Below is a description of the ways in which an Aboriginal community controlled health service can ensure that its GPs (and other health professionals) are free to make decisions about clinical care, based on evidence. Not all of these good practices are required by the Standards, but they illustrate the many practical and creative things that ACCHSs can do to ensure they deliver services of high safety and quality to their community.

The health service has well-developed systems and processes in place to enable GPs and other members of the healthcare team to exercise discretion in making independent clinical judgements for their patients within the context of evidence-based care, and as appropriate to their role in the team. These systems and processes include:

  • 
a system for ensuring that all healthcare staff qualifications have been checked and are current (credentialing)
  • 
a system for ensuring that all healthcare staff have the skills and experience to do the job they have been given (defining scope of practice)
  • 
the consistent use of recommendations from agreed clinical guidelines as appropriate for the service’s patient population
  • 
awareness and understanding of relevant codes of professional conduct
  • 
the development of a service-specific code of practice that incorporates critical elements of all relevant external codes of conduct. This is the service’s key resource for identifying and communicating expectations regarding the healthcare team’s professional and ethical obligations for delivering safe, quality healthcare to the community.

There is a policy outlining the kinds of clinical decisions that can be made by different members of the healthcare team, and which decisions need to be referred to the senior clinician. This policy also emphasises that the board has decision-making powers in relation to a range of areas, but it must not interfere with the ability of the GPs and other health professionals to make the most appropriate clinical decisions for their patients.

Some decisions are made after discussion with the whole healthcare team. These decisions include:

  • duration and scheduling of appointments
  • 
supplies and equipment used by the health service.

There are regular clinical staff team meetings to share and discuss matters affecting autonomous decision-making as appropriate to each team member’s role. For the remote health centre, these meetings are held by teleconference.

In addition to oversight of longer-term care such as care plans, regular clinical supervision is undertaken with each member of the healthcare team. This is where GPs and nurses or health workers discuss clinical and other issues relating to their current patients and programs. For the remote health centre, these supervision sessions are held by teleconference.

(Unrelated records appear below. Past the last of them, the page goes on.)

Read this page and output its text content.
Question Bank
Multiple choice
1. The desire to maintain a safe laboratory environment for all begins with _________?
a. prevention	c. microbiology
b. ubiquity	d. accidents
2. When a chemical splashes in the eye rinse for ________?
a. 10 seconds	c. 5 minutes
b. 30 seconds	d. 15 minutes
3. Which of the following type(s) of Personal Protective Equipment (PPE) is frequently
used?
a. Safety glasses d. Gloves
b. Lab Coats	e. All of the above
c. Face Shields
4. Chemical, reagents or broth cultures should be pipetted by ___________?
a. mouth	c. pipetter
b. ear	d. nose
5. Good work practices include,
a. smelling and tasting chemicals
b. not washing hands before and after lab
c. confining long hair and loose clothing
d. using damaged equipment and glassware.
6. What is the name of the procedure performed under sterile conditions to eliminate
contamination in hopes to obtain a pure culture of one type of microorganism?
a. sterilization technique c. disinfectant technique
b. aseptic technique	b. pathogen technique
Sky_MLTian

All of the above discussions include consideration of how and when traditional medicines or other accepted forms of treatment can be administered alongside those covered by clinical guidelines.

GPs understand the importance of working within a multidisciplinary team, and they all participate fully in this process. They ensure that processes are in place for appropriate decision-making by other members of the healthcare team when they are not present, and that issues or concerns are followed up as soon as possible. When it is important that other team members understand their exercise of clinical autonomy, the GPs will explain their decision in a team meeting.